Da qui venivano girate al professor Grassi che rispediva le risposte, a questo punto smistate tra tutti i candidati ‘paganti’. Ma grande è stata la sorpresa degli inquirenti nello scoprire che la centrale informatica – messa su dal tecnico informatico, braccio destro di Grassi – era stata allestita in casa dell’assessore di Altamura, Francesco Miglionico, odontotecnico, ma con l’aspirazione in quel momento di poter conseguire la laurea in Odontoiatria. L’accesso a questa struttura era permesso solo a sette persone (tra i quali i sei arrestati) che elaboravano ed inviavano via internet, sugli account di posta elettronica di ciascuno dei candidati da favorire, le risposte al questionario ricevuto via internet dai complici nell’Università di Napoli.
Grazie alle attività investigative, svolte anche mediante intercettazioni telefoniche ed ambientali, e ai servizi di appostamento e pedinamento, l’Autorità giudiziaria ha ricostruito i ruoli e le funzioni dei singoli componenti dell’organizzazione: il professor Grassi operava in qualità di promotore, organizzatore e coordinatore dell’organizzazione. A lui spettava anche il compito di avvicinare le aspiranti matricole universitarie e proporre il superamento del test in maniera sicura, ma a pagamento. Inoltre, abusando della sua funzione di direttore del corso di laurea in Odontoiatria e Protesi dentaria dell’Università di Bari, utilizzava la rete di contatti all’interno della comunità scientifica di odontoiatria per ottenere, con scambio di utilità e favori di vario titolo, le informazioni e le collaborazioni indispensabili per la programmazione nei minimi dettagli del disegno criminoso.

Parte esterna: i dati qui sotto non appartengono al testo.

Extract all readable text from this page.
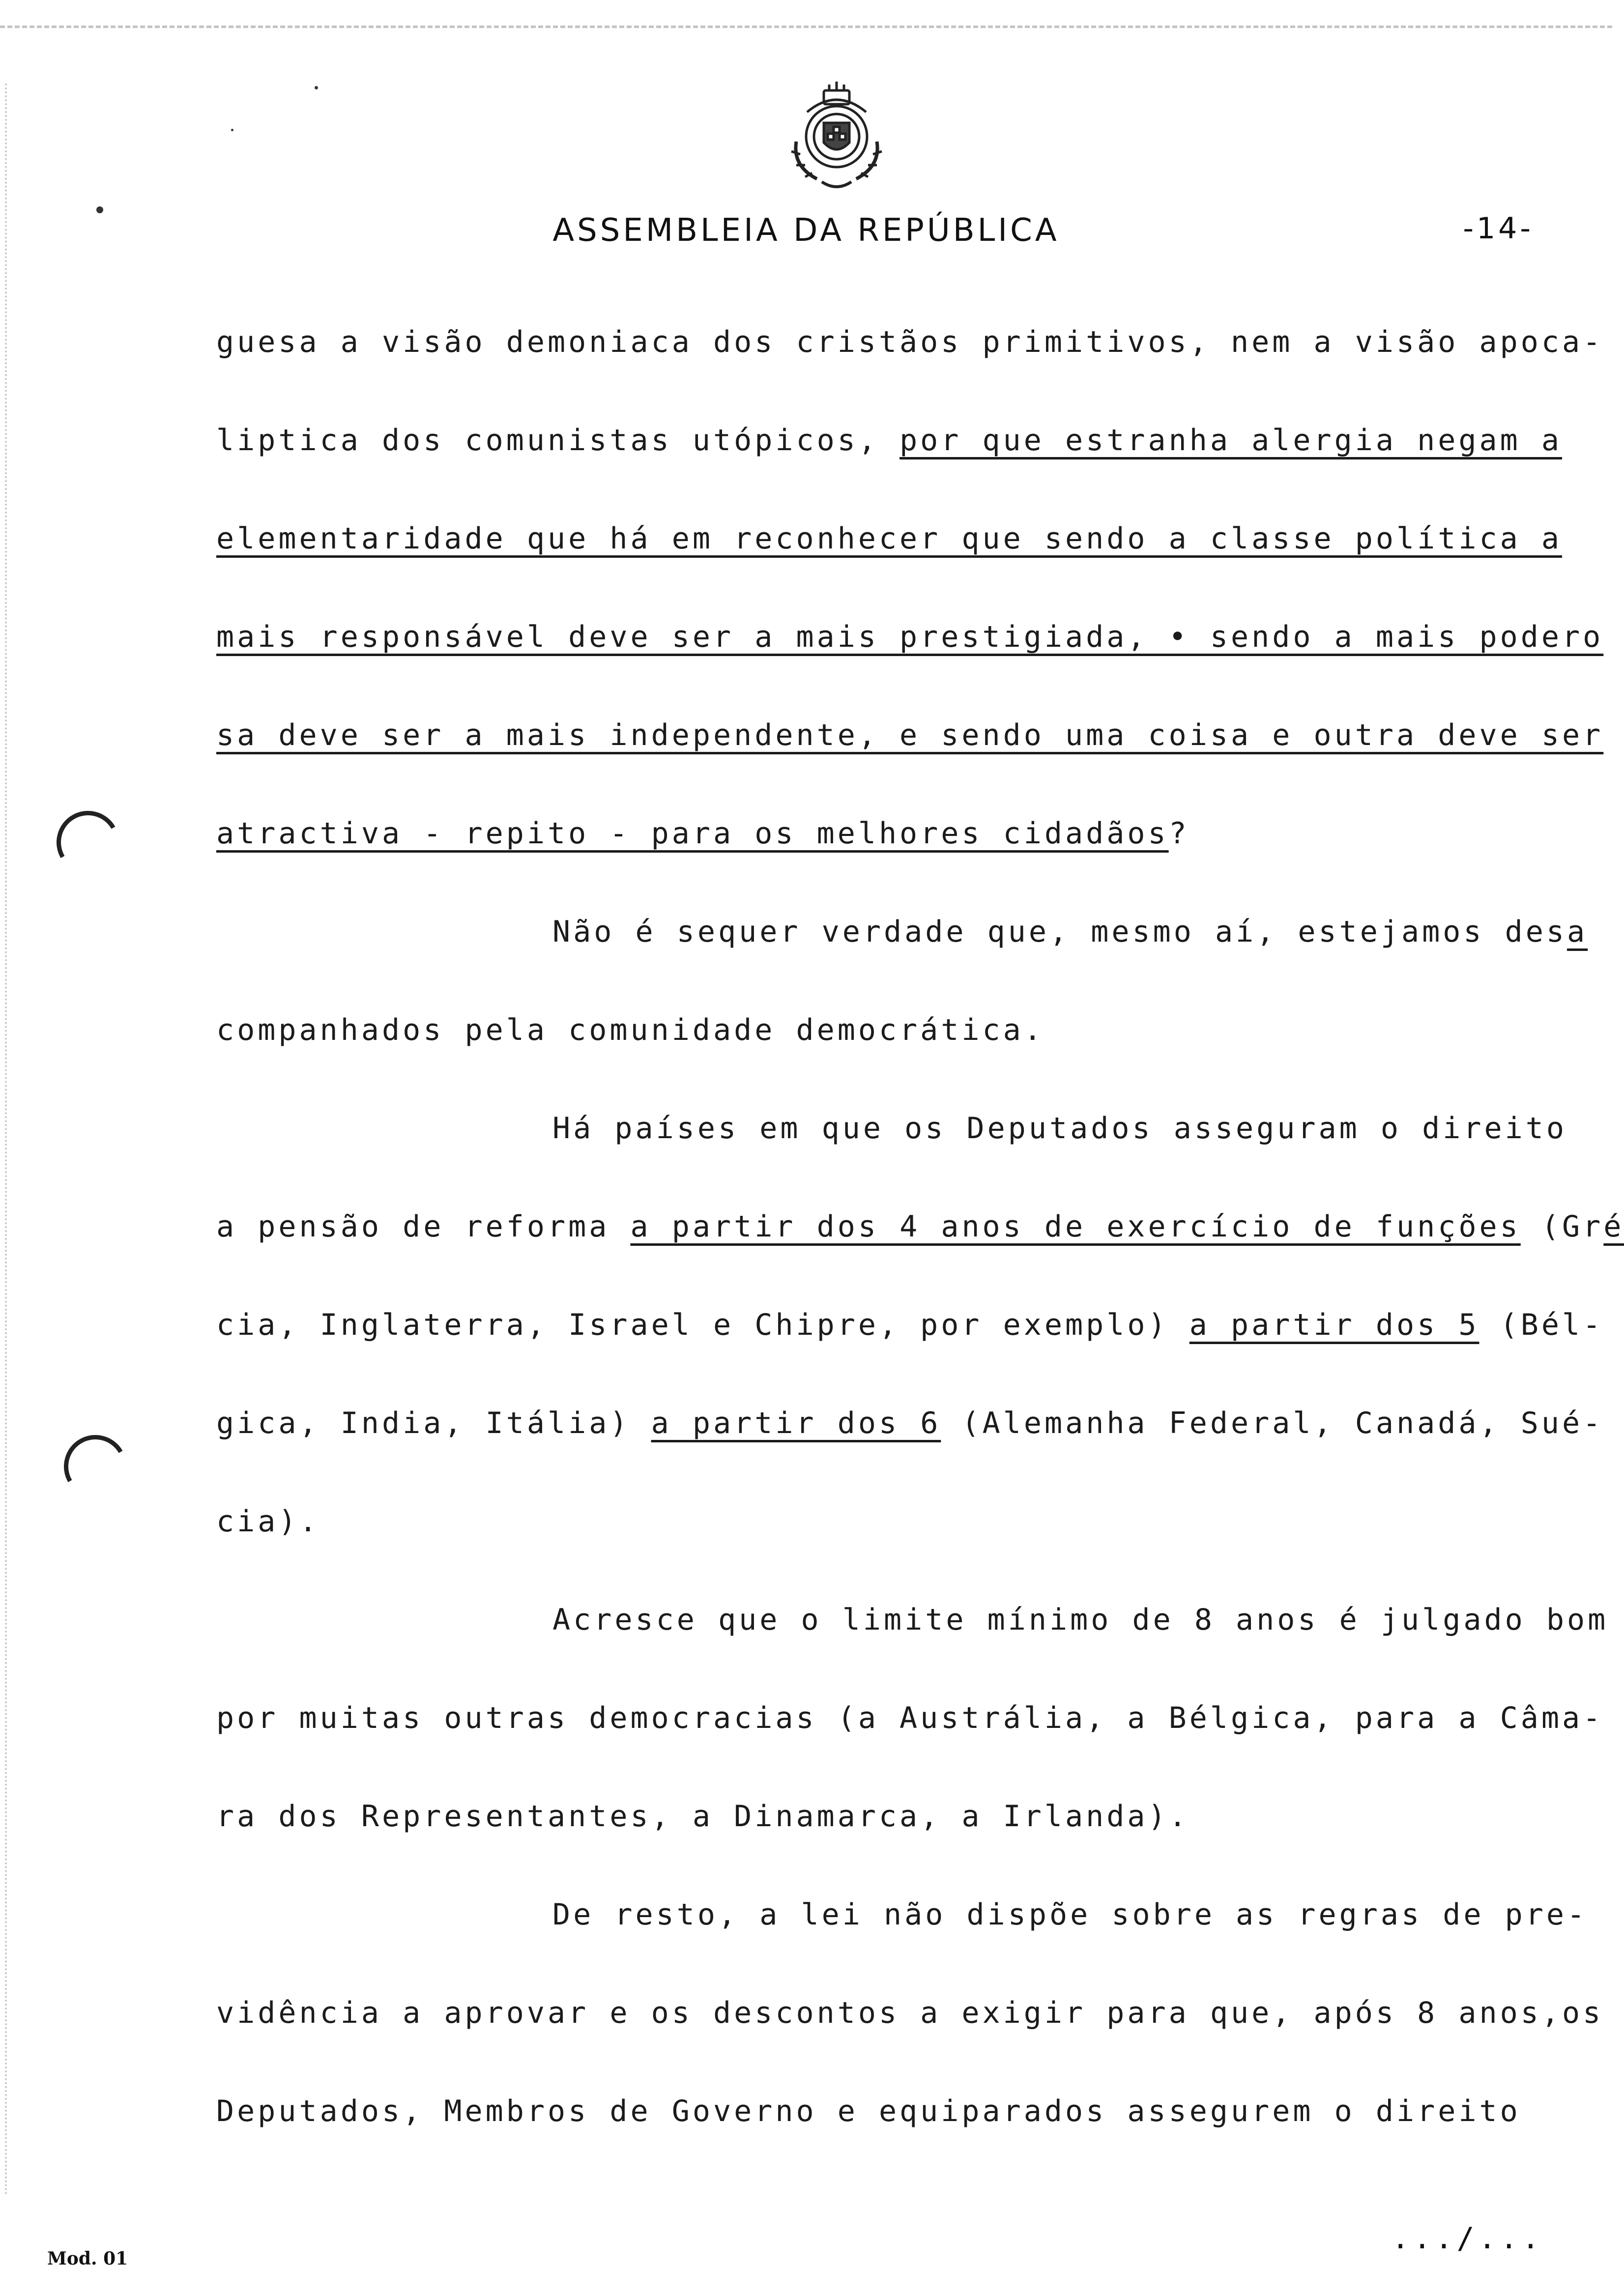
ASSEMBLEIA DA REPÚBLICA	-14-
guesa a visão demoniaca dos cristãos primitivos, nem a visão apoca-
liptica dos comunistas utópicos, por que estranha alergia negam a
elementaridade que há em reconhecer que sendo a classe política a
mais responsável deve ser a mais prestigiada, • sendo a mais podero
sa deve ser a mais independente, e sendo uma coisa e outra deve ser
atractiva - repito - para os melhores cidadãos?
Não é sequer verdade que, mesmo aí, estejamos desa
companhados pela comunidade democrática.
Há países em que os Deputados asseguram o direito
a pensão de reforma a partir dos 4 anos de exercício de funções (Gré
cia, Inglaterra, Israel e Chipre, por exemplo) a partir dos 5 (Bél-
gica, India, Itália) a partir dos 6 (Alemanha Federal, Canadá, Sué-
cia).
Acresce que o limite mínimo de 8 anos é julgado bom
por muitas outras democracias (a Austrália, a Bélgica, para a Câma-
ra dos Representantes, a Dinamarca, a Irlanda).
De resto, a lei não dispõe sobre as regras de pre-
vidência a aprovar e os descontos a exigir para que, após 8 anos,os
Deputados, Membros de Governo e equiparados assegurem o direito
.../...
Mod. 01
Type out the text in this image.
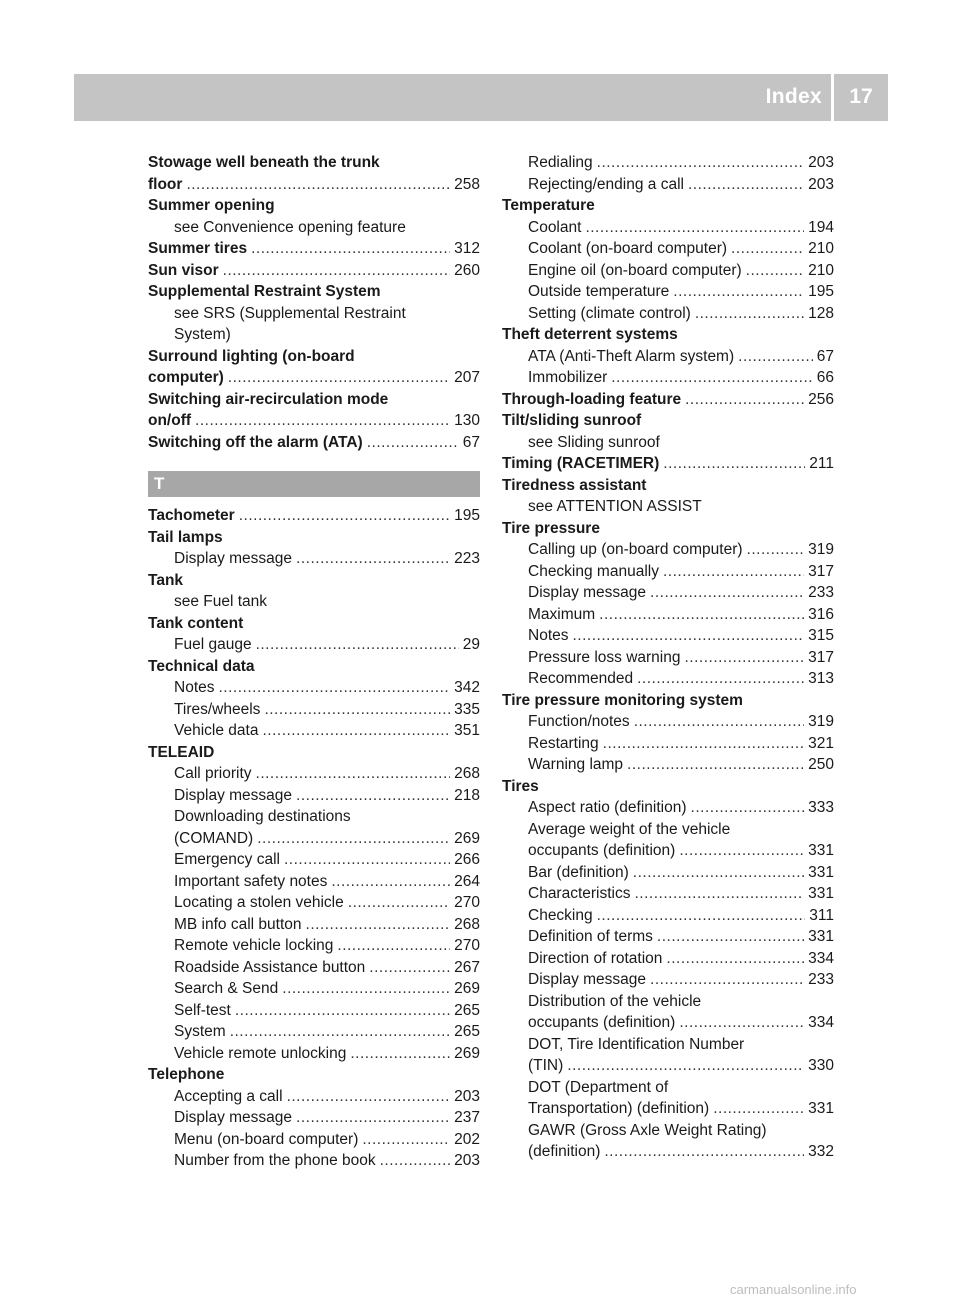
Index	17
Stowage well beneath the trunk
floor .....	258
Summer opening
see Convenience opening feature
Summer tires .....	312
Sun visor .....	260
Supplemental Restraint System
see SRS (Supplemental Restraint
System)
Surround lighting (on-board
computer) .....	207
Switching air-recirculation mode
on/off .....	130
Switching off the alarm (ATA) .....	67
T
Tachometer .....	195
Tail lamps
Display message .....	223
Tank
see Fuel tank
Tank content
Fuel gauge .....	29
Technical data
Notes .....	342
Tires/wheels .....	335
Vehicle data .....	351
TELEAID
Call priority .....	268
Display message .....	218
Downloading destinations
(COMAND) .....	269
Emergency call .....	266
Important safety notes .....	264
Locating a stolen vehicle .....	270
MB info call button .....	268
Remote vehicle locking .....	270
Roadside Assistance button .....	267
Search & Send .....	269
Self-test .....	265
System .....	265
Vehicle remote unlocking .....	269
Telephone
Accepting a call .....	203
Display message .....	237
Menu (on-board computer) .....	202
Number from the phone book .....	203
Redialing .....	203
Rejecting/ending a call .....	203
Temperature
Coolant .....	194
Coolant (on-board computer) .....	210
Engine oil (on-board computer) .....	210
Outside temperature .....	195
Setting (climate control) .....	128
Theft deterrent systems
ATA (Anti-Theft Alarm system) .....	67
Immobilizer .....	66
Through-loading feature .....	256
Tilt/sliding sunroof
see Sliding sunroof
Timing (RACETIMER) .....	211
Tiredness assistant
see ATTENTION ASSIST
Tire pressure
Calling up (on-board computer) .....	319
Checking manually .....	317
Display message .....	233
Maximum .....	316
Notes .....	315
Pressure loss warning .....	317
Recommended .....	313
Tire pressure monitoring system
Function/notes .....	319
Restarting .....	321
Warning lamp .....	250
Tires
Aspect ratio (definition) .....	333
Average weight of the vehicle
occupants (definition) .....	331
Bar (definition) .....	331
Characteristics .....	331
Checking .....	311
Definition of terms .....	331
Direction of rotation .....	334
Display message .....	233
Distribution of the vehicle
occupants (definition) .....	334
DOT, Tire Identification Number
(TIN) .....	330
DOT (Department of
Transportation) (definition) .....	331
GAWR (Gross Axle Weight Rating)
(definition) .....	332
carmanualsonline.info
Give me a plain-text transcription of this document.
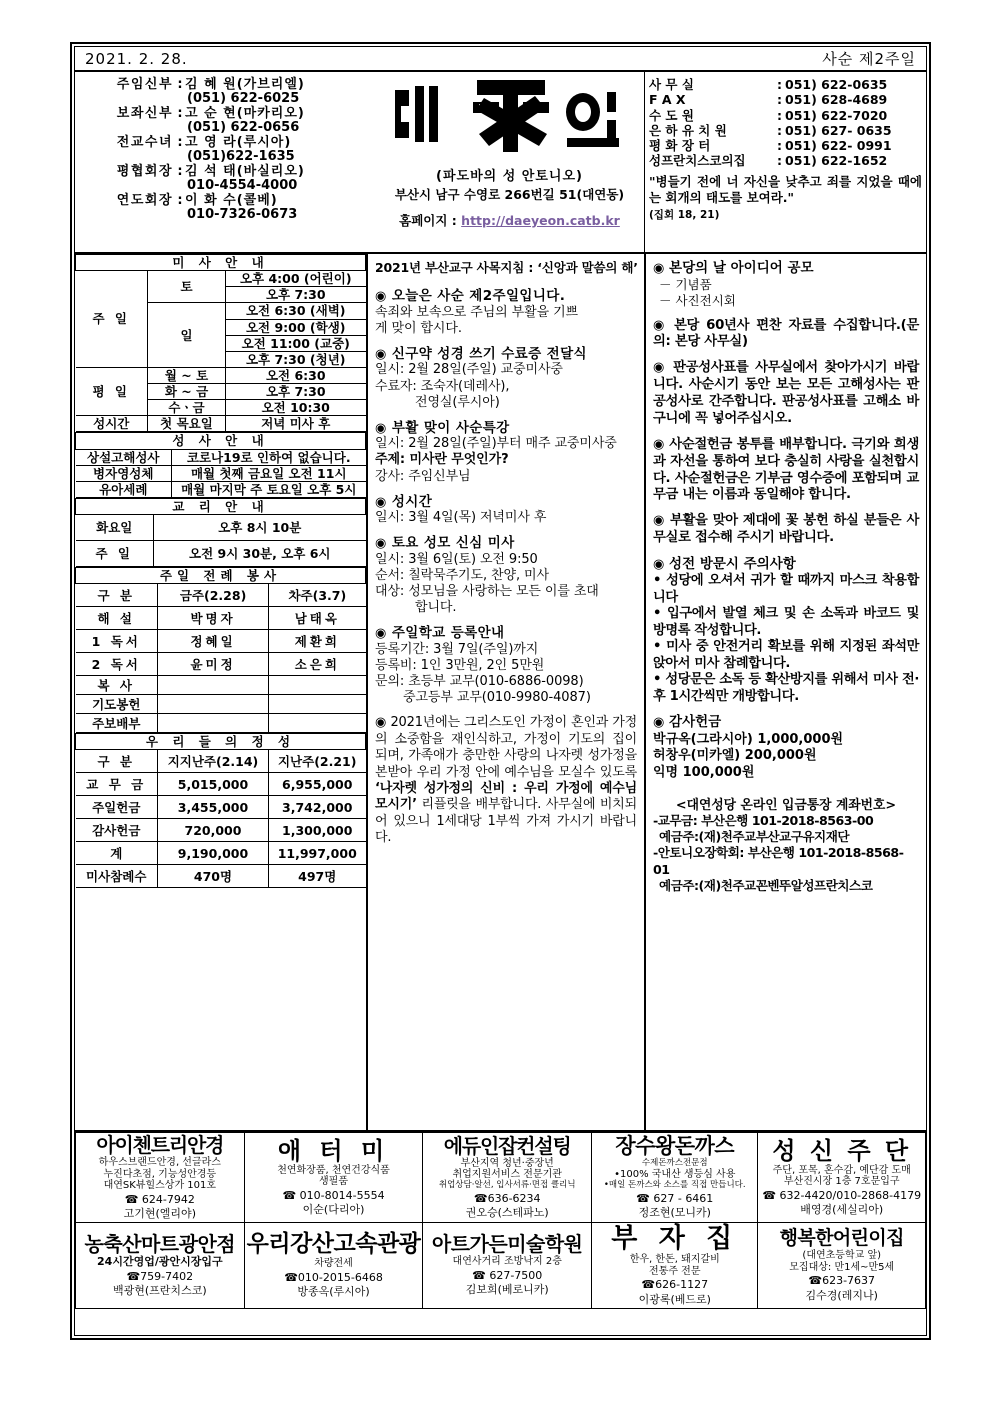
2021. 2. 28.	사순 제2주일
주임신부 : 김 혜 원(가브리엘)
(051) 622-6025
보좌신부 : 고 순 현(마카리오)
(051) 622-0656
전교수녀 : 고 영 라(루시아)
(051)622-1635
평협회장 : 김 석 태(바실리오)
010-4554-4000
연도회장 : 이 화 수(콜베)
010-7326-0673
(파도바의 성 안토니오)
부산시 남구 수영로 266번길 51(대연동)
홈페이지 : http://daeyeon.catb.kr
사 무 실	: 051) 622-0635
F A X	: 051) 628-4689
수 도 원	: 051) 622-7020
은 하 유 치 원	: 051) 627- 0635
평 화 장 터	: 051) 622- 0991
성프란치스코의집	: 051) 622-1652
"병들기 전에 너 자신을 낮추고 죄를 지었을 때에는 회개의 태도를 보여라."
(집회 18, 21)
미 사 안 내		
주 일	토	오후 4:00 (어린이)
		오후 7:30
	일	오전 6:30 (새벽)
		오전 9:00 (학생)
		오전 11:00 (교중)
		오후 7:30 (청년)
평 일	월 ~ 토	오전 6:30
	화 ~ 금	오후 7:30
	수ㆍ금	오전 10:30
성시간	첫 목요일	저녁 미사 후
성 사 안 내	
상설고해성사	코로나19로 인하여 없습니다.
병자영성체	매월 첫째 금요일 오전 11시
유아세례	매월 마지막 주 토요일 오후 5시
교 리 안 내	
화요일	오후 8시 10분
주 일	오전 9시 30분, 오후 6시
주일 전례 봉사		
구 분	금주(2.28)	차주(3.7)
해 설	박명자	남태옥
1 독서	정혜일	제환희
2 독서	윤미정	소은희
복 사		
기도봉헌		
주보배부		
우 리 들 의 정 성		
구 분	지지난주(2.14)	지난주(2.21)
교 무 금	5,015,000	6,955,000
주일헌금	3,455,000	3,742,000
감사헌금	720,000	1,300,000
계	9,190,000	11,997,000
미사참례수	470명	497명
2021년 부산교구 사목지침 : ‘신앙과 말씀의 해’
◉ 오늘은 사순 제2주일입니다.
속죄와 보속으로 주님의 부활을 기쁘
게 맞이 합시다.
◉ 신구약 성경 쓰기 수료증 전달식
일시: 2월 28일(주일) 교중미사중
수료자: 조숙자(데레사),
전영실(루시아)
◉ 부활 맞이 사순특강
일시: 2월 28일(주일)부터 매주 교중미사중
주제: 미사란 무엇인가?
강사: 주임신부님
◉ 성시간
일시: 3월 4일(목) 저녁미사 후
◉ 토요 성모 신심 미사
일시: 3월 6일(토) 오전 9:50
순서: 칠락묵주기도, 찬양, 미사
대상: 성모님을 사랑하는 모든 이를 초대
합니다.
◉ 주일학교 등록안내
등록기간: 3월 7일(주일)까지
등록비: 1인 3만원, 2인 5만원
문의: 초등부 교무(010-6886-0098)
중고등부 교무(010-9980-4087)
◉ 2021년에는 그리스도인 가정이 혼인과 가정의 소중함을 재인식하고, 가정이 기도의 집이 되며, 가족애가 충만한 사랑의 나자렛 성가정을 본받아 우리 가정 안에 예수님을 모실수 있도록 ‘나자렛 성가정의 신비 : 우리 가정에 예수님 모시기’ 리플릿을 배부합니다. 사무실에 비치되어 있으니 1세대당 1부씩 가져 가시기 바랍니다.
◉ 본당의 날 아이디어 공모
－ 기념품
－ 사진전시회
◉ 본당 60년사 편찬 자료를 수집합니다.(문의: 본당 사무실)
◉ 판공성사표를 사무실에서 찾아가시기 바랍니다. 사순시기 동안 보는 모든 고해성사는 판공성사로 간주합니다. 판공성사표를 고해소 바구니에 꼭 넣어주십시오.
◉ 사순절헌금 봉투를 배부합니다. 극기와 희생과 자선을 통하여 보다 충실히 사랑을 실천합시다. 사순절헌금은 기부금 영수증에 포함되며 교무금 내는 이름과 동일해야 합니다.
◉ 부활을 맞아 제대에 꽃 봉헌 하실 분들은 사무실로 접수해 주시기 바랍니다.
◉ 성전 방문시 주의사항
• 성당에 오셔서 귀가 할 때까지 마스크 착용합니다
• 입구에서 발열 체크 및 손 소독과 바코드 및 방명록 작성합니다.
• 미사 중 안전거리 확보를 위해 지정된 좌석만 앉아서 미사 참례합니다.
• 성당문은 소독 등 확산방지를 위해서 미사 전·후 1시간씩만 개방합니다.
◉ 감사헌금
박규옥(그라시아) 1,000,000원
허창우(미카엘) 200,000원
익명 100,000원
<대연성당 온라인 입금통장 계좌번호>
-교무금: 부산은행 101-2018-8563-00
예금주:(재)천주교부산교구유지재단
-안토니오장학회: 부산은행 101-2018-8568-01
예금주:(재)천주교꼰벤뚜알성프란치스코
아이첸트리안경
하우스브랜드안경, 선글라스
누진다초점, 기능성안경등
대연SK뷰힐스상가 101호
☎ 624-7942
고기현(엘리야)

애 터 미
천연화장품, 천연건강식품
생필품
☎ 010-8014-5554
이순(다리아)

에듀인잡컨설팅
부산지역 청년·중장년
취업지원서비스 전문기관
취업상담·알선, 입사서류·면접 클리닉
☎636-6234
권오승(스테파노)

장수왕돈까스
수제돈까스전문점
•100% 국내산 생등심 사용
•매일 돈까스와 소스를 직접 만듭니다.
☎ 627 - 6461
정조현(모니카)

성 신 주 단
주단, 포목, 혼수감, 예단감 도매
부산진시장 1층 7호문입구
☎ 632-4420/010-2868-4179
배영경(세실리아)

농축산마트광안점
24시간영업/광안시장입구
☎759-7402
백광현(프란치스코)

우리강산고속관광
차량전세
☎010-2015-6468
방종옥(루시아)

아트가든미술학원
대연사거리 조방낙지 2층
☎ 627-7500
김보희(베로니카)

부 자 집
한우, 한돈, 돼지갈비
전통주 전문
☎626-1127
이광록(베드로)

행복한어린이집
(대연초등학교 앞)
모집대상: 만1세~만5세
☎623-7637
김수경(레지나)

Ci chiediamo ora, a ragion veduta, perché non fare subito dei controlli sui test del TFA? La quantità di domande fuori-classe di concorso o estremamente cavillose hanno fatto pensare a molti, infatti, che si trattasse di una mossa per favorire taluni che potevano avere accesso alle risposte, al contrario di chi pur con grandi basi di studi ed esperienza si è trovato spiazzato davanti all’assurdità di molti quesiti.